Prior to New Year’s Day, Cardiff City were the only Premier League opponent who Harry Kane had failed to score against. It took the Tottenham Hotspur striker just two minutes and 21 seconds to add the Bluebirds to a list which now features 28 clubs, as Kane’s early effort set Mauricio Pochettino’s men on their way to a comfortable 3-0 victory.
There was an element of good fortune to the opening goal of the game, the ball ricocheting off Kane’s body and creeping past Cardiff goalkeeper Neil Etheridge. The Spurs man had played a key role in the start of the move, however, collecting possession on the halfway line, expertly turning away from Aron Gunnarsson and then racing into the box to get on the end of Kieran Trippier’s cross.
That was Kane’s 14th goal of the season, drawing him level with Arsenal’s Pierre-Emerick Aubameyang at the top of the Premier League scoring charts. The England international has proven in the last few months that he is far more than just a goalscorer, though, something which was again in evidence in south Wales on Tuesday.

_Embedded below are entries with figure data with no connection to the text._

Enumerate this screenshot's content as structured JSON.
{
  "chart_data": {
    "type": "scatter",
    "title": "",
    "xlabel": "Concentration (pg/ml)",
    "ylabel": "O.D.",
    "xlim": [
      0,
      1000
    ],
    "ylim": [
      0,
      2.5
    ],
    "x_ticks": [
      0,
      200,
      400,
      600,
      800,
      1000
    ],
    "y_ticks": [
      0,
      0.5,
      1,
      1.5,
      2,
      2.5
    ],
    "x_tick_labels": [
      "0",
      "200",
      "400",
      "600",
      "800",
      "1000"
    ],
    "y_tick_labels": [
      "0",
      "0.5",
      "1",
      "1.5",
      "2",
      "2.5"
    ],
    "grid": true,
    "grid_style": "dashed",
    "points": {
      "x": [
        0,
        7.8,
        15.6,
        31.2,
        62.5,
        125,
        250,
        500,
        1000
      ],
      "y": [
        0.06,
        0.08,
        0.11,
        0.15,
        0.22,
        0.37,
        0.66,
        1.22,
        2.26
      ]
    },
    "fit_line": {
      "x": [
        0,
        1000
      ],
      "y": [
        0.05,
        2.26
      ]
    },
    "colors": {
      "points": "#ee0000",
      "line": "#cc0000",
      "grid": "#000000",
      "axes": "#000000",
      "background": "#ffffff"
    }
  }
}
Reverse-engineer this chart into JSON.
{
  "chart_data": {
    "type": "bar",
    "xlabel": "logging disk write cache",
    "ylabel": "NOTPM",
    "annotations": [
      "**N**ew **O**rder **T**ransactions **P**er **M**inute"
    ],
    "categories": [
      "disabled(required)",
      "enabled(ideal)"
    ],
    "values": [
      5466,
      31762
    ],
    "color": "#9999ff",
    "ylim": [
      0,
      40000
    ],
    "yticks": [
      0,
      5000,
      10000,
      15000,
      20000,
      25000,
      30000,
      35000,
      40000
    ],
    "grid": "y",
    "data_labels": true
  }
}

Kane regularly played as a withdrawn striker during his ascension through the youth ranks at White Hart Lane, and although he possesses a fantastic scoring rate over a number of seasons it would be wrong to consider the Spurs man as an out-and-out goal-getter and nothing more. Kane is arguably the world’s most rounded centre-forward at present, with his performances in 2018/19 featuring even more of a creative element than those seen in previous campaigns.
As well as his contribution in the build-up to his own goal against Cardiff, Kane also played a part in Christian Eriksen and Son Heung-min’s strikes. For the former, scored in the 12th minute, he instigated the move by releasing Moussa Sissoko down the right flank with a wonderful pass; for the latter, it was Kane’s first-time ball which set up Son for his eighth goal of 2018/19.

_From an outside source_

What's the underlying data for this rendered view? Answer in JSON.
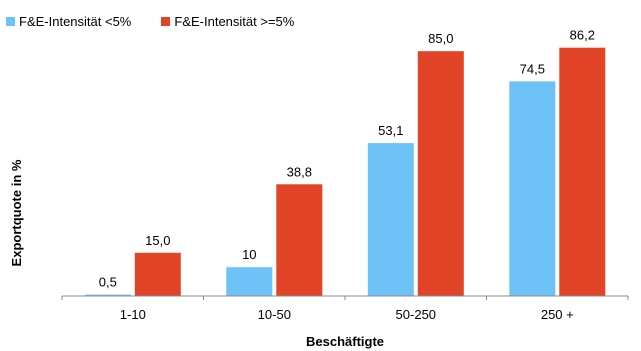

There were numerous other examples of Kane dropping deep to pick up possession, including one occasion midway through the first half when centre-back duo Toby Alderweireld and Davinson Sanchez were the only Spurs players closer to their own goal than the striker. With Son also fielded up top in a 4-4-2 diamond formation and Sissoko and Alli afforded the license to make runs beyond the centre-forward from midfield, Kane was encouraged to drift away from the opposition centre-backs and make things happen outside the box.

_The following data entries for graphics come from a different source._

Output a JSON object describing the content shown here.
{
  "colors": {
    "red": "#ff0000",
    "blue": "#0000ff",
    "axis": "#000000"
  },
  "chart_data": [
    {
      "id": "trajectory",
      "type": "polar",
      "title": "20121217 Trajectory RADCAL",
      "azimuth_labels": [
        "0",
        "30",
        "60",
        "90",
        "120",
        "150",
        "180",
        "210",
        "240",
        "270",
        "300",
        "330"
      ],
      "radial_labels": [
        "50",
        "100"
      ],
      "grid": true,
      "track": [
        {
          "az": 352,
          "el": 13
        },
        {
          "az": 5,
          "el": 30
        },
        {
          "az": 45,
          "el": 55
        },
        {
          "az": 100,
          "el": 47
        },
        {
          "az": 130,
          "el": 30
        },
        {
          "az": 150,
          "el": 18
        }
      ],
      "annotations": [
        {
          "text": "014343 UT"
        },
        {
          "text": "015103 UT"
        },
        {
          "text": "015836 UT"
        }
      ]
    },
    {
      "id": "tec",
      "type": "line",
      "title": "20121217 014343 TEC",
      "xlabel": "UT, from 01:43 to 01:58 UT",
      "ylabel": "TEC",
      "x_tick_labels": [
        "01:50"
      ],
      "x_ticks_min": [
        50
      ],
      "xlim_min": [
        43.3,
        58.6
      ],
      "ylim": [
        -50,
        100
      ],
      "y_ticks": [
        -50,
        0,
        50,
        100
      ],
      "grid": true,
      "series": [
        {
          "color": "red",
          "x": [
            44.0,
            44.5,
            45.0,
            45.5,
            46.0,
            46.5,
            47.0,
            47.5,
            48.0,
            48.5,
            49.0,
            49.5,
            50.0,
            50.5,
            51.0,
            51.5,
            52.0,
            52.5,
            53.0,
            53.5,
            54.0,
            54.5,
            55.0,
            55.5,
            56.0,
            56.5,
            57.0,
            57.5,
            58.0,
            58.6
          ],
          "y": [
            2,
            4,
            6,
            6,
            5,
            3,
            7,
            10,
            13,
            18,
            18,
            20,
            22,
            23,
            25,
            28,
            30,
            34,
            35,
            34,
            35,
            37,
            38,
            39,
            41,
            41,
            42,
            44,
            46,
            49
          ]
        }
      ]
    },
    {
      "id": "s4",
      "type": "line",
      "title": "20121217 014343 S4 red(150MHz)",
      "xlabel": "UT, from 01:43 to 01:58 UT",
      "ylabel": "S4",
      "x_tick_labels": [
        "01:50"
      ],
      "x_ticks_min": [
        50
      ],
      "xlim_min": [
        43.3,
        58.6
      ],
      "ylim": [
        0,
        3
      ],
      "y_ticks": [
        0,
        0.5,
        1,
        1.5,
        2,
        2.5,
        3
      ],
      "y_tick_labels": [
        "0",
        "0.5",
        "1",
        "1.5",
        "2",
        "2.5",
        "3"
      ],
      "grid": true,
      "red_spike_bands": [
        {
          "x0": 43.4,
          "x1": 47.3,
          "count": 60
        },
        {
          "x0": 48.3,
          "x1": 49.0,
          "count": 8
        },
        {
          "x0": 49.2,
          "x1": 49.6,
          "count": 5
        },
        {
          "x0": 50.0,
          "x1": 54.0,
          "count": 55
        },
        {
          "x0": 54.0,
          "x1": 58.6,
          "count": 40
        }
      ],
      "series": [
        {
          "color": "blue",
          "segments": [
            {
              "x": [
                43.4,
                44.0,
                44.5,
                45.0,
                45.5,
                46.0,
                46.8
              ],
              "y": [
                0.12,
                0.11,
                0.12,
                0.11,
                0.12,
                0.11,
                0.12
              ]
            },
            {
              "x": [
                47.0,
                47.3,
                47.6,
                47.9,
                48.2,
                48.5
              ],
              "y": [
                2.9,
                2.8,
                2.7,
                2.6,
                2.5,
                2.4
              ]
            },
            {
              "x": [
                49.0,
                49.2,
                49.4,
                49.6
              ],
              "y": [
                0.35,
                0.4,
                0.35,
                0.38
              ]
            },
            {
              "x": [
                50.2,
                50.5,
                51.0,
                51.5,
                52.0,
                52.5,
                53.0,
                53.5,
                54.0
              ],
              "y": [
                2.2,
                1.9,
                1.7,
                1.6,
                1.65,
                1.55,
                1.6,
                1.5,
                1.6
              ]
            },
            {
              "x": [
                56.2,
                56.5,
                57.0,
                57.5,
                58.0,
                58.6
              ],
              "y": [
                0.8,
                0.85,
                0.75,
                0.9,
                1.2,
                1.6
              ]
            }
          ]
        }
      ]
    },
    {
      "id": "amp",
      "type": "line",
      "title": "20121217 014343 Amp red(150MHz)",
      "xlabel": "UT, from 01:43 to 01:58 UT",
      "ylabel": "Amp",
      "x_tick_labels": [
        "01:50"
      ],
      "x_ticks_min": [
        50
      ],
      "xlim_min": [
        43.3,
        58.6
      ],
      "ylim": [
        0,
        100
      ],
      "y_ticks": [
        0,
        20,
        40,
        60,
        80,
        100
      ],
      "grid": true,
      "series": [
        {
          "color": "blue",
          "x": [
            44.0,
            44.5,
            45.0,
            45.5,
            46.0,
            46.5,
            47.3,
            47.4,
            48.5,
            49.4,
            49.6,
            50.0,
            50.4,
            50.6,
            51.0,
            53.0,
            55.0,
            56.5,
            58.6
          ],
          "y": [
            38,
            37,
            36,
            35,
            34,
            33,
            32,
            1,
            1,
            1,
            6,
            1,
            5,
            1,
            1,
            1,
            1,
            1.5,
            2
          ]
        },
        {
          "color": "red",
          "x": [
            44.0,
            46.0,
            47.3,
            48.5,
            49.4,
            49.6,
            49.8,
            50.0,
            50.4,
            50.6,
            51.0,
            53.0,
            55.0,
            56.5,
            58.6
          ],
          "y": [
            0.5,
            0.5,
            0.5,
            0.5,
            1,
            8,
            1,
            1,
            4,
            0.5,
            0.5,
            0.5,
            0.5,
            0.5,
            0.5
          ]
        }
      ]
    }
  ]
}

Strikers will always be judged by their goal return before anything else, but Kane’s willingness to contribute elsewhere has barely harmed his efficiency inside the penalty area. He took a total of six shots on Tuesday – at least three more than any other player on the pitch – and is averaging 3.3 per match this term, a drop on last season’s tally of 5 but still the fourth highest rate in the top flight. He has also provided four assists since the campaign began – two more than he managed in the entirety of 2017/18 – and is averaging 20 passes per game, 2.2 more than last time out.
Kane may be the Premier League’s joint-top goalscorer, but there is so much more to his game than simply putting the ball in the back of the net.